The currency situation in Yugoslavia in 1992 was one of catastrophic hyperinflation, directly resulting from the violent disintegration of the federal state. Following the secession of Slovenia, Croatia, Bosnia and Herzegovina, and Macedonia, the rump Federal Republic of Yugoslavia (consisting of Serbia and Montenegro) inherited the old Yugoslav dinar but faced an economic abyss. International sanctions, imposed due to the regime's role in the Balkan Wars, severed the economy from world trade, while the government of Slobodan Milošević, needing to fund both massive military expenditures and maintain social peace, resorted to the unrestrained printing of money to cover its deficits.
This monetary explosion collided with a collapsing production base, leading to a classic hyperinflationary spiral. The National Bank of Yugoslavia lost all control, issuing ever-higher denominations—from 5,000-dinar notes in early 1992 to 500 billion-dinar notes by the end of the year. Prices doubled within hours, savings were obliterated, and the economy regressed to barter. Several "currency reforms" were attempted, where new dinars were introduced, lopping zeros off the old ones, but these were merely technical adjustments that did not address the underlying fiscal crisis.
Consequently, by late 1992, the Yugoslav dinar ceased to function as a meaningful store of value or unit of account.

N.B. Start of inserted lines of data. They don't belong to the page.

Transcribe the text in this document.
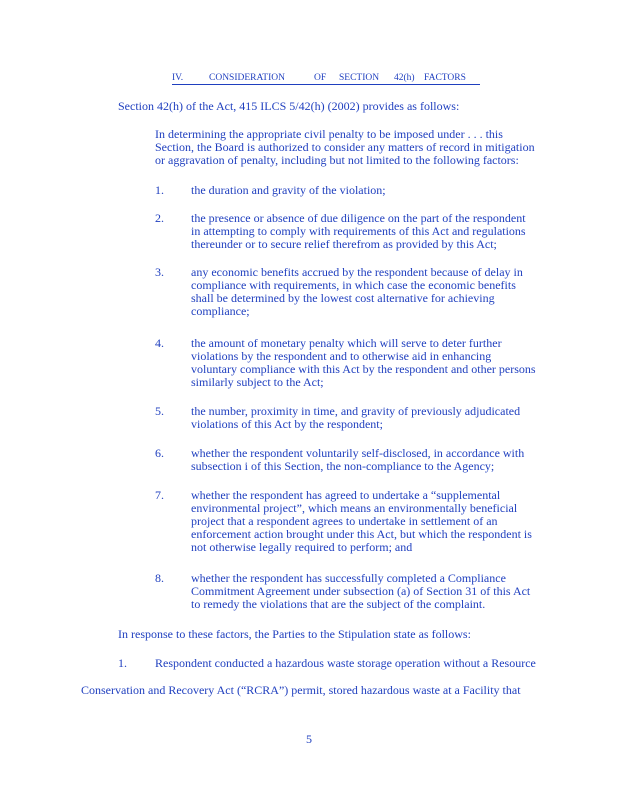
IV.	CONSIDERATION	OF	SECTION	42(h) FACTORS
Section 42(h) of the Act, 415 ILCS 5/42(h) (2002) provides as follows:
In determining the appropriate civil penalty to be imposed under . . . this
Section, the Board is authorized to consider any matters of record in mitigation
or aggravation of penalty, including but not limited to the following factors:
1. the duration and gravity of the violation;
2. the presence or absence of due diligence on the part of the respondent
in attempting to comply with requirements of this Act and regulations
thereunder or to secure relief therefrom as provided by this Act;
3. any economic benefits accrued by the respondent because of delay in
compliance with requirements, in which case the economic benefits
shall be determined by the lowest cost alternative for achieving
compliance;
4. the amount of monetary penalty which will serve to deter further
violations by the respondent and to otherwise aid in enhancing
voluntary compliance with this Act by the respondent and other persons
similarly subject to the Act;
5. the number, proximity in time, and gravity of previously adjudicated
violations of this Act by the respondent;
6. whether the respondent voluntarily self-disclosed, in accordance with
subsection i of this Section, the non-compliance to the Agency;
7. whether the respondent has agreed to undertake a “supplemental
environmental project”, which means an environmentally beneficial
project that a respondent agrees to undertake in settlement of an
enforcement action brought under this Act, but which the respondent is
not otherwise legally required to perform; and
8. whether the respondent has successfully completed a Compliance
Commitment Agreement under subsection (a) of Section 31 of this Act
to remedy the violations that are the subject of the complaint.
In response to these factors, the Parties to the Stipulation state as follows:
1. Respondent conducted a hazardous waste storage operation without a Resource
Conservation and Recovery Act (“RCRA”) permit, stored hazardous waste at a Facility that
5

In practice, the economy became "dollarized," with the German Deutsche Mark (and later the US dollar) serving as the stable currency for large transactions and savings, while the government-issued dinar was used only for small, immediate daily necessities. This period marked the complete breakdown of monetary sovereignty, setting the stage for even more extreme hyperinflation in 1993, which would go down as one of the worst in economic history.